Additionally, we have proposed the creation of a special Youth Enterprise Economic Zone. The goal will be to attract recreation, entertainment and retail businesses geared towards younger citizens. Economic activity centered on youth will help expand the tax base, provide job opportunities for young people and help address the concern that there are too few opportunities for youth entertainment. This is a young city, and it is essential that we continue to advocate for this constituency, promoting positive alternatives every step of the way.
Image
The Town Hall meeting on Image focused on the Arts, City Beautification and Code Enforcement. Not only do Beautification efforts help with the overall asthetic of community, they can help attract tourism and support economic revitalization. Current initiatives include a City Flower Contest. Community groups and major employers have committed to efforts to clean up medians and plant trees. Salinas' extensive creek system could become a nature pathways program for biking, walking and running.
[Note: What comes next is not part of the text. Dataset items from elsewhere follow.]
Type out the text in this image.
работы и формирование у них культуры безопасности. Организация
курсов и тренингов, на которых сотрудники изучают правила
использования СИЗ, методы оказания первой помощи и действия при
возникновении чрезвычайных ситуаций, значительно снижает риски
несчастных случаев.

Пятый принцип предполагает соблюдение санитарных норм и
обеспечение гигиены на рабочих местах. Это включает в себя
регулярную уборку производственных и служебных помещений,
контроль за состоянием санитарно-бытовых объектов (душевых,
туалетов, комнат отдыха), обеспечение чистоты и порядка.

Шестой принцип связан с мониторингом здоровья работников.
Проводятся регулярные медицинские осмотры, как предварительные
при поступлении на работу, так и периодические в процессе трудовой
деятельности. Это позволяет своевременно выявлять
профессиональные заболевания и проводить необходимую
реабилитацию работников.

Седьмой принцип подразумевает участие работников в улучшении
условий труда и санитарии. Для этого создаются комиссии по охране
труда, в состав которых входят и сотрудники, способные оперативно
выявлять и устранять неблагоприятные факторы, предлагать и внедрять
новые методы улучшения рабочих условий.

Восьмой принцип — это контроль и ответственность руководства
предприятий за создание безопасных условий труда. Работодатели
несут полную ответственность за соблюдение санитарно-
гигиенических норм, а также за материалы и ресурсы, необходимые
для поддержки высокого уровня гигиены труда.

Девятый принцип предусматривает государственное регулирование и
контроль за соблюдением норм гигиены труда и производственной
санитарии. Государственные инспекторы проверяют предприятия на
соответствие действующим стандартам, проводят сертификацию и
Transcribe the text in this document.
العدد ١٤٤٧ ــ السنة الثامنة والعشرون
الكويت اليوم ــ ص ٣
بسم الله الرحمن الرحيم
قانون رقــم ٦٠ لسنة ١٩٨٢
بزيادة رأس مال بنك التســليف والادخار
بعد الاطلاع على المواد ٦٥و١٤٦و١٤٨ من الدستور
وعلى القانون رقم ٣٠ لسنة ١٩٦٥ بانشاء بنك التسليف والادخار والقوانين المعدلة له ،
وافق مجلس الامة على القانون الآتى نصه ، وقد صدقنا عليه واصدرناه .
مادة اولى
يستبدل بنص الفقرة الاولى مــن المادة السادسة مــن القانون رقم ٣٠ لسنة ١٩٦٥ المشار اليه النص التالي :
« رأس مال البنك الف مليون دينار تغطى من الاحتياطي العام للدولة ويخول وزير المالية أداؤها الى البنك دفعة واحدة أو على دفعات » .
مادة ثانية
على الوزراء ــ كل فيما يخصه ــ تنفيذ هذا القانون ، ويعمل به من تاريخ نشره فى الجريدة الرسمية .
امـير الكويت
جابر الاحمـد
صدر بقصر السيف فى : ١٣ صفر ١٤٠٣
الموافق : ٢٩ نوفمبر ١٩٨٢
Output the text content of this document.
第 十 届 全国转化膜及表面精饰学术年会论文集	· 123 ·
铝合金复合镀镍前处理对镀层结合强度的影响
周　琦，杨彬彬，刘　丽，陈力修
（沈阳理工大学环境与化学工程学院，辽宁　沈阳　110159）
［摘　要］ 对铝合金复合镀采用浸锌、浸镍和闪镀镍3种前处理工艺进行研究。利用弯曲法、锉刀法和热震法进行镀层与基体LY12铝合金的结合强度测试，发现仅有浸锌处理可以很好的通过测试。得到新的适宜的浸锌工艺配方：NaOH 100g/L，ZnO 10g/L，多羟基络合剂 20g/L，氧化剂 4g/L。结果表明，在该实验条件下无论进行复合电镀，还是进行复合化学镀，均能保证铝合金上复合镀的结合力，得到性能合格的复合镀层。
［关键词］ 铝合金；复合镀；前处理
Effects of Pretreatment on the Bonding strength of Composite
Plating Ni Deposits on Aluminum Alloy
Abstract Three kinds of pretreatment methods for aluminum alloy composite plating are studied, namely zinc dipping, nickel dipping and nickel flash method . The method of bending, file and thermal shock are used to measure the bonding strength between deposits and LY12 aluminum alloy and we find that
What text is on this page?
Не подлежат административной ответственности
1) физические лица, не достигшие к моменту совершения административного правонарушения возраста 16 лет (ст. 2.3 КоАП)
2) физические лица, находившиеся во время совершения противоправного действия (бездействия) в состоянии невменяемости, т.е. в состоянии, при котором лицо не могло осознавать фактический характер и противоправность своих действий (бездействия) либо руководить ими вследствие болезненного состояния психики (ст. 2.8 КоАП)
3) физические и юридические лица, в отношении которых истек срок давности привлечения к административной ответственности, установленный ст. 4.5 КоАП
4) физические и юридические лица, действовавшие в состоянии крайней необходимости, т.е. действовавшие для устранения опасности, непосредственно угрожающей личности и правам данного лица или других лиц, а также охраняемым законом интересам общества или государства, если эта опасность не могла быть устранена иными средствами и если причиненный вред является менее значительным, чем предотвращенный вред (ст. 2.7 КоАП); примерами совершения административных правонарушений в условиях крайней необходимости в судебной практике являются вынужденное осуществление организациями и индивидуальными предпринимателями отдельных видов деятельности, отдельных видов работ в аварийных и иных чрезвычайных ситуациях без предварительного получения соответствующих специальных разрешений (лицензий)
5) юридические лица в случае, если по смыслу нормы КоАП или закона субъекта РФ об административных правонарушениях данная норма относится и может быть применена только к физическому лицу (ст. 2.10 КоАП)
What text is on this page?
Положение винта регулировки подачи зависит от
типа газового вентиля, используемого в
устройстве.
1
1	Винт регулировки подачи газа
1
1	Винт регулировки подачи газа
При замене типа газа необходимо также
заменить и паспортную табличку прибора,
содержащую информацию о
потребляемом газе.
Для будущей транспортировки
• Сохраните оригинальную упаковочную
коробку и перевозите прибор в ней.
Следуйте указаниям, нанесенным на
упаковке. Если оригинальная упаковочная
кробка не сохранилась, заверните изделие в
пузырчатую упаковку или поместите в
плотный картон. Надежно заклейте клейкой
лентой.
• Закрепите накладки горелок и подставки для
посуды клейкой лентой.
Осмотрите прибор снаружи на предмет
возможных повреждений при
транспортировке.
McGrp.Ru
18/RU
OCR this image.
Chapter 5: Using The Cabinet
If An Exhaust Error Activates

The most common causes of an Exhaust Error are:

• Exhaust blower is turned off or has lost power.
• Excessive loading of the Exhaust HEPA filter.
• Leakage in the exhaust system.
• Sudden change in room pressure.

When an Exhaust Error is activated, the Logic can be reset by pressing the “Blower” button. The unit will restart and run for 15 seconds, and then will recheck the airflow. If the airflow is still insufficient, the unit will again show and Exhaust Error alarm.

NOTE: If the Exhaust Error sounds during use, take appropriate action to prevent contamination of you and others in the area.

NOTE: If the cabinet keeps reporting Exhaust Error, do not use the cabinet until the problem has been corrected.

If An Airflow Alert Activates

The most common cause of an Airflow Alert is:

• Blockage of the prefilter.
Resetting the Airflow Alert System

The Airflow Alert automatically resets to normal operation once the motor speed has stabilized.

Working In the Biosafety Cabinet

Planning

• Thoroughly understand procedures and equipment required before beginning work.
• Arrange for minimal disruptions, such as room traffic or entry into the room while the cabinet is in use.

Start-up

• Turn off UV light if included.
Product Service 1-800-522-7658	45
Salinas has untold opportunities to become a leader in the "green revolution". What City is more logical than the worlds's biggest garden, to become green?
I also support the reinstatement of the Salinas Arts Council,and that effort is now underway. The range of arts interests in this community is deep and wide - whether it's promoting the arts, participating in the arts, arts as an agent of social change, public art, or arts for economic development. By nurturing the arts through our institutions we can transform this city, even at the level of community safety: Young people excited about their ability to dance, play an instrument, sing, design buildings, or develop software know there is a better avenue in life than joining a gang.